Let's look at the 2018 midterm elections. Polling showed that 92 percent of voters found their experience very easy or somewhat easy. Why fix it if it isn't broken? It imposes a DC-style election process on the States, requiring all State agencies and Federal agencies, including colleges and universities, to automatically register voters, including those who are 16 and 17 years old. It preempts State registration deadlines and requires same-day registration without verification safeguards. It expands the number of agencies that must contribute voter records, even to those who have no experience or expertise in voter enrollment, forcing States to accept a sworn statement as proof of identity, instead of photo identification, and to record the vote as a regular ballot. It expands absentee ballot availability and requires States to provide prepaid postage for all mail-in ballots.
It does so many things that are different from what we currently have in a system that in most places is working fine. It does not include provisions that require or encourage States to remove inaccurate voter information. It reduces the integrity of voter rolls by restricting the State ability to maintain voter rolls and records that ensure voter identity accuracy.

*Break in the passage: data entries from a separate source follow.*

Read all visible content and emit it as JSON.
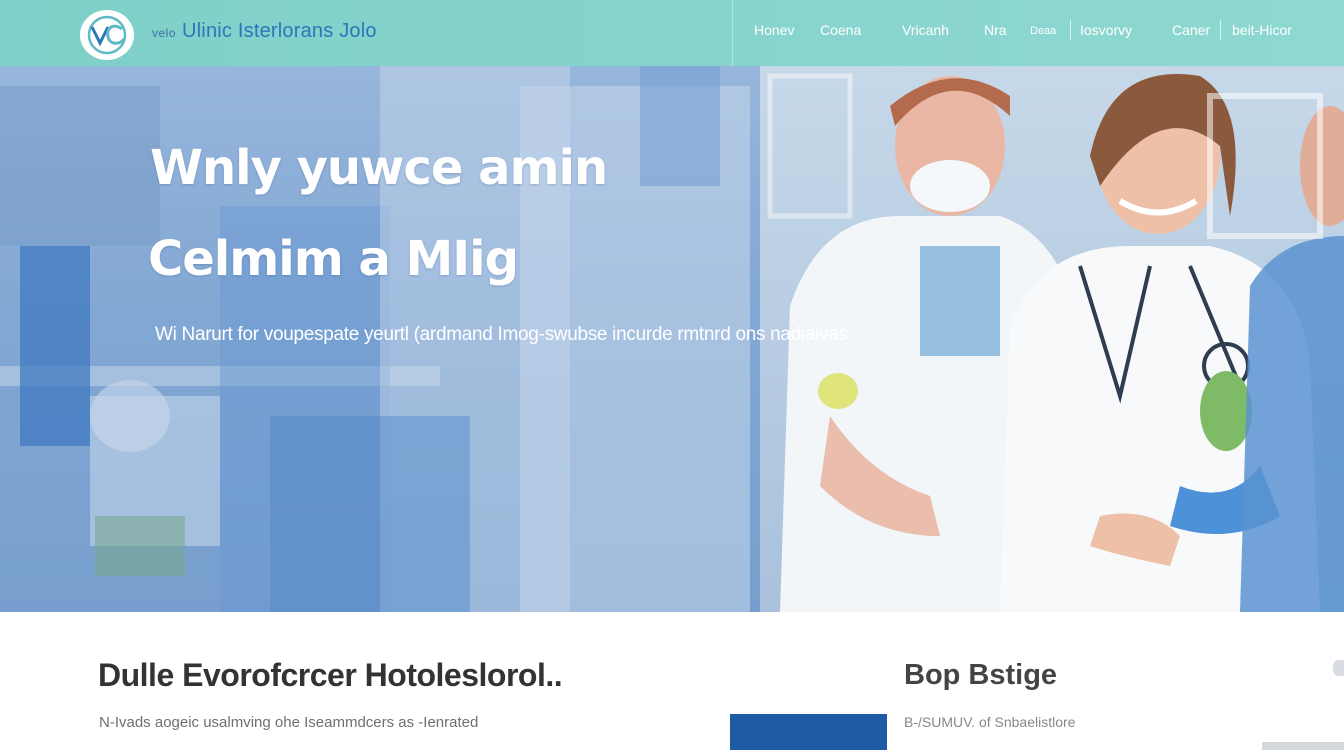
{
  "header": {
    "brand_small": "velo",
    "brand_name": "Ulinic Isterlorans Jolo",
    "nav": [
      "Honev",
      "Coena",
      "Vricanh",
      "Nra",
      "Deaa",
      "Iosvorvy",
      "Caner",
      "beit-Hicor"
    ]
  },
  "hero": {
    "title_line1": "Wnly yuwce amin",
    "title_line2": "Celmim a  MIig",
    "subtitle": "Wi  Narurt for voupespate yeurtl  (ardmand  Imog-swubse incurde rmtnrd  ons nadiaivas"
  },
  "section": {
    "title": "Dulle  Evorofcrcer Hotoleslorol..",
    "text": "N-Ivads aogeic usalmving ohe Iseammdcers  as -Ienrated"
  },
  "sidebar_box": {
    "title": "Bop Bstige",
    "text": "B-/SUMUV. of Snbaelistlore"
  },
  "colors": {
    "header_bg": "#86d3cd",
    "brand_blue": "#2c77b8",
    "accent_blue": "#1f5aa7"
  }
}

There are no penalties for anyone who is falsely registered. It prohibits States from being able to continue routine maintenance on their own voter lists. It also creates numerous private rights of action that pave the way for trial lawyers to sue when the results of an election are not to their liking.
It makes the Federal Election Commission a partisan body. It politicizes the FEC by changing the neutral, evenly divided, six-member body into a five-member panel. It makes a new partisan FEC. It changes the latitude to determine and interpret the subjective enforcement test established by this bill. It, in essence, takes what is working and complicates it with a top-down Federal system.
We should not be rushing into something like this that is that comprehensive. We should be paying attention to the process of getting a bona fide judge across the finish line, which I think most of us intend to do.